Have you ever wanted to discover, run and reuse code from a browser? Well, you might want to take a look at Runnable, which is designed to enable developers to discover, run and instantly implement code for free.
Runnable is essentially crowd-sourcing code to let users discover, test and implement code in their own projects. In that sense, the company is democratizing coding by enabling programmers with basic coding knowledge to build applications quickly, without having to spend time relearning constantly changing languages or searching for and writing code.
Indeed, Runnable, which recently launched, bills itself as a sort of "YouTube of Code." Similar to the way YouTube took a world of disjointed Internet video and enabled users to easily find specific videos, share and discover new ones, Runnable makes developing software easier by allowing users to find, edit, run, reuse and share code from their browsers. Runnable is adding to the marketplace for APIs and other reusable software.
Yash Kumar, CEO and co-founder of Runnable, said he conceived the idea for Runnable while he was working at Amazon as a software developer. He noticed the company had thousands of internal APIs and software systems. And he said he had to spend days browsing through documentation and wikis to learn and understand what each API did. Unfortunately, this situation is all too familiar to many programmers. Most software projects use hundreds if not thousands of APIs and reusable software modules, and developers would be required to spend days or even weeks reading through documentation, downloading code, setting up test environments and learning each one of those APIs.
"Software is going through its own industrial revolution where developers are reusing code more than writing new code," Kumar said. "During the industrial revolution, workers would push buttons and pull levers to create products on an assembly line. These assembled products would reuse existing parts and components to create new ones; this is exactly what we're doing with Runnable, but instead of factory workers, we're empowering millions and millions of programmers."

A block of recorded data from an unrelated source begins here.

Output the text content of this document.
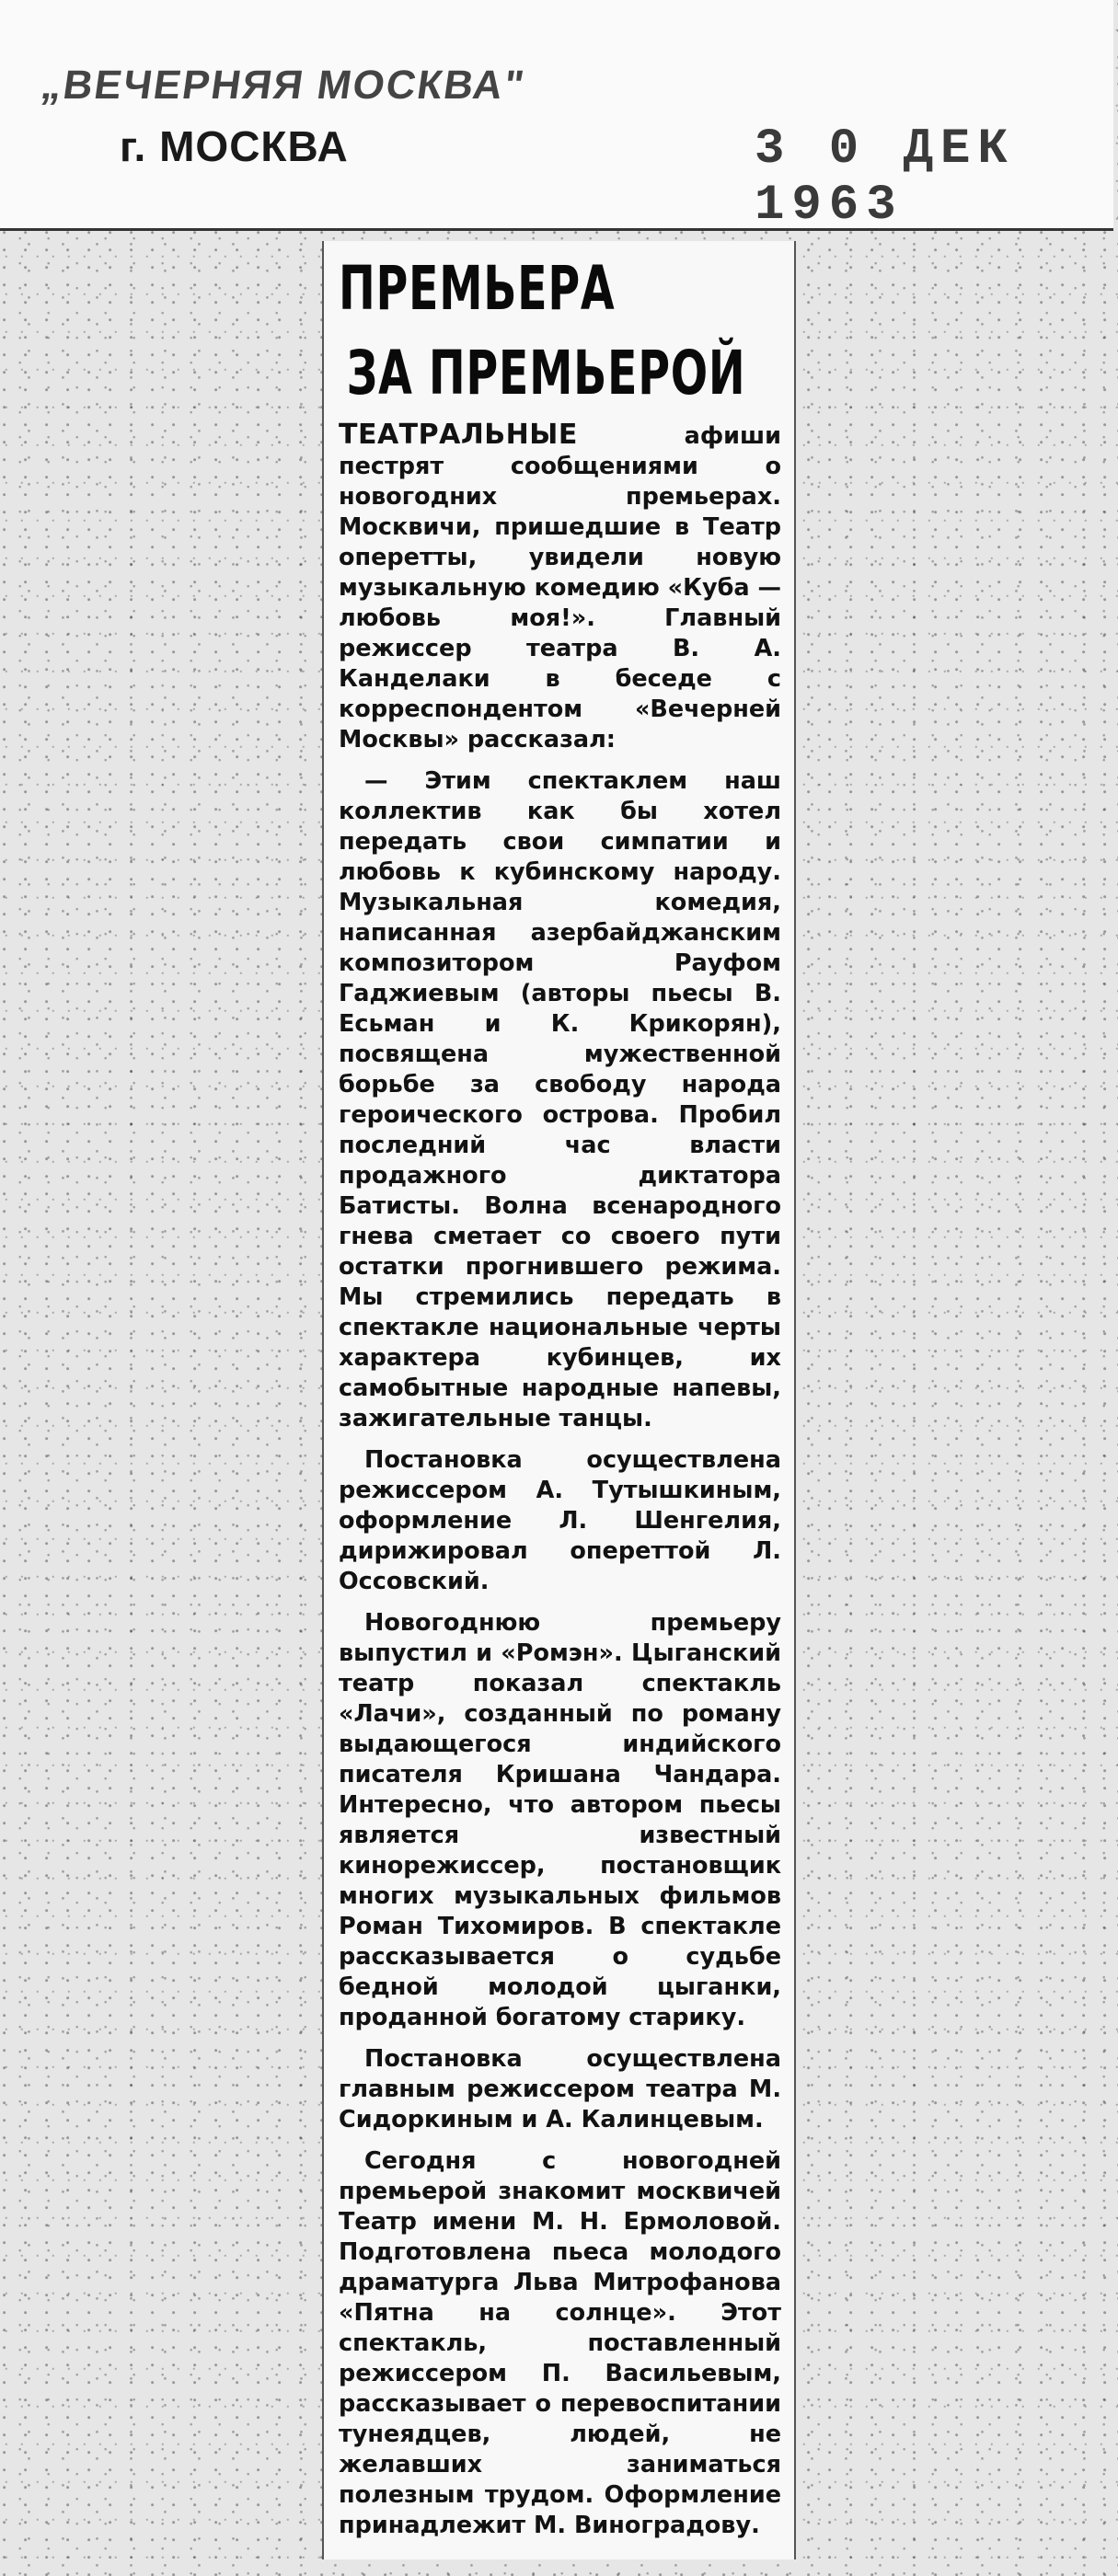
„ВЕЧЕРНЯЯ МОСКВА"
г. МОСКВА	3 0 ДЕК 1963
ПРЕМЬЕРА
ЗА ПРЕМЬЕРОЙ

ТЕАТРАЛЬНЫЕ афиши пестрят сообщениями о новогодних премьерах. Москвичи, пришедшие в Театр оперетты, увидели новую музыкальную комедию «Куба — любовь моя!». Главный режиссер театра В. А. Канделаки в беседе с корреспондентом «Вечерней Москвы» рассказал:

— Этим спектаклем наш коллектив как бы хотел передать свои симпатии и любовь к кубинскому народу. Музыкальная комедия, написанная азербайджанским композитором Рауфом Гаджиевым (авторы пьесы В. Есьман и К. Крикорян), посвящена мужественной борьбе за свободу народа героического острова. Пробил последний час власти продажного диктатора Батисты. Волна всенародного гнева сметает со своего пути остатки прогнившего режима. Мы стремились передать в спектакле национальные черты характера кубинцев, их самобытные народные напевы, зажигательные танцы.

Постановка осуществлена режиссером А. Тутышкиным, оформление Л. Шенгелия, дирижировал опереттой Л. Оссовский.

Новогоднюю премьеру выпустил и «Ромэн». Цыганский театр показал спектакль «Лачи», созданный по роману выдающегося индийского писателя Кришана Чандара. Интересно, что автором пьесы является известный кинорежиссер, постановщик многих музыкальных фильмов Роман Тихомиров. В спектакле рассказывается о судьбе бедной молодой цыганки, проданной богатому старику.

Постановка осуществлена главным режиссером театра М. Сидоркиным и А. Калинцевым.

Сегодня с новогодней премьерой знакомит москвичей Театр имени М. Н. Ермоловой. Подготовлена пьеса молодого драматурга Льва Митрофанова «Пятна на солнце». Этот спектакль, поставленный режиссером П. Васильевым, рассказывает о перевоспитании тунеядцев, людей, не желавших заниматься полезным трудом. Оформление принадлежит М. Виноградову.
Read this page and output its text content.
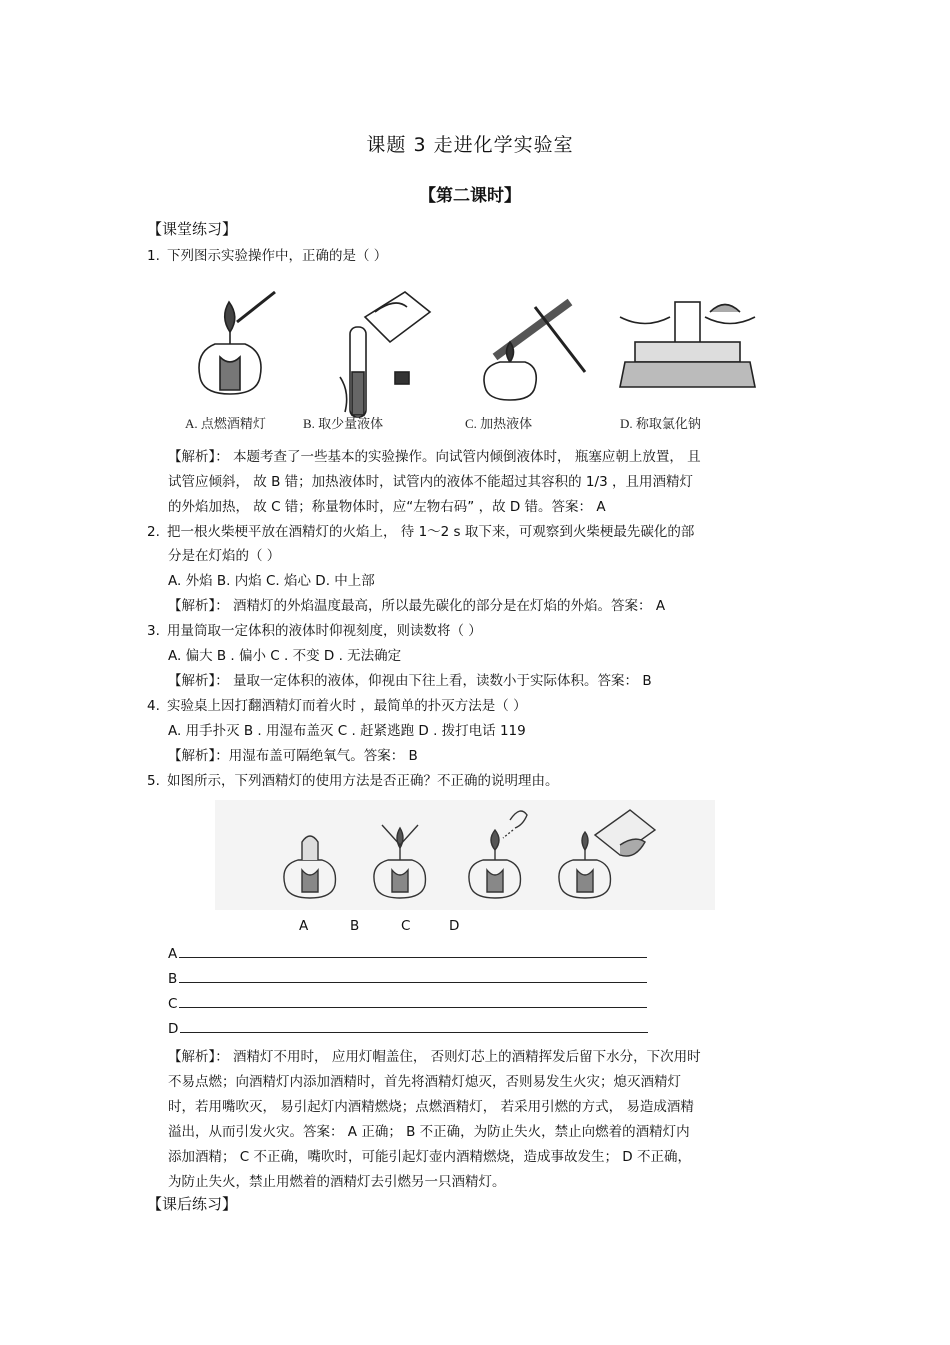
课题 3 走进化学实验室
【第二课时】
【课堂练习】
1. 下列图示实验操作中，正确的是（ ）
A. 点燃酒精灯	B. 取少量液体	C. 加热液体	D. 称取氯化钠
【解析】： 本题考查了一些基本的实验操作。向试管内倾倒液体时， 瓶塞应朝上放置， 且
试管应倾斜， 故 B 错；加热液体时，试管内的液体不能超过其容积的 1/3 ，且用酒精灯
的外焰加热， 故 C 错；称量物体时，应“左物右码” ，故 D 错。答案： A
2. 把一根火柴梗平放在酒精灯的火焰上， 待 1～2 s 取下来，可观察到火柴梗最先碳化的部
分是在灯焰的（ ）
A. 外焰 B. 内焰 C. 焰心 D. 中上部
【解析】： 酒精灯的外焰温度最高，所以最先碳化的部分是在灯焰的外焰。答案： A
3. 用量筒取一定体积的液体时仰视刻度，则读数将（ ）
A. 偏大 B . 偏小 C . 不变 D . 无法确定
【解析】： 量取一定体积的液体，仰视由下往上看，读数小于实际体积。答案： B
4. 实验桌上因打翻酒精灯而着火时 ，最简单的扑灭方法是（ ）
A. 用手扑灭 B . 用湿布盖灭 C . 赶紧逃跑 D . 拨打电话 119
【解析】：用湿布盖可隔绝氧气。答案： B
5. 如图所示，下列酒精灯的使用方法是否正确？不正确的说明理由。
A	B	C	D
A
B
C
D
【解析】： 酒精灯不用时， 应用灯帽盖住， 否则灯芯上的酒精挥发后留下水分，下次用时
不易点燃；向酒精灯内添加酒精时，首先将酒精灯熄灭，否则易发生火灾；熄灭酒精灯
时，若用嘴吹灭， 易引起灯内酒精燃烧；点燃酒精灯， 若采用引燃的方式， 易造成酒精
溢出，从而引发火灾。答案： A 正确； B 不正确，为防止失火，禁止向燃着的酒精灯内
添加酒精； C 不正确，嘴吹时，可能引起灯壶内酒精燃烧，造成事故发生； D 不正确，
为防止失火，禁止用燃着的酒精灯去引燃另一只酒精灯。
【课后练习】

As Internet pioneer Marc Andreessen's claim that "software is eating the world" becomes a reality, more companies are creating APIs than ever. Indeed, studies have shown that in five years, 85 percent of companies will have at least one API. The explosion of APIs and other reusable software is both a blessing and a curse for developers, Runnable officials said. On one hand, there is tremendous opportunity to create new software, but on the other, developers are constantly required to read through countless pages of documentation, and can't find the thousands of new APIs that are being developed. Runnable first makes finding the perfect API easy through a simple search and discover process on its Website, and then offers developers an easy way to view, run, edit and copy code that uses these APIs in their projects, the company said.
Runnable provides more than a thousand pages of code and supports all major Web programming languages.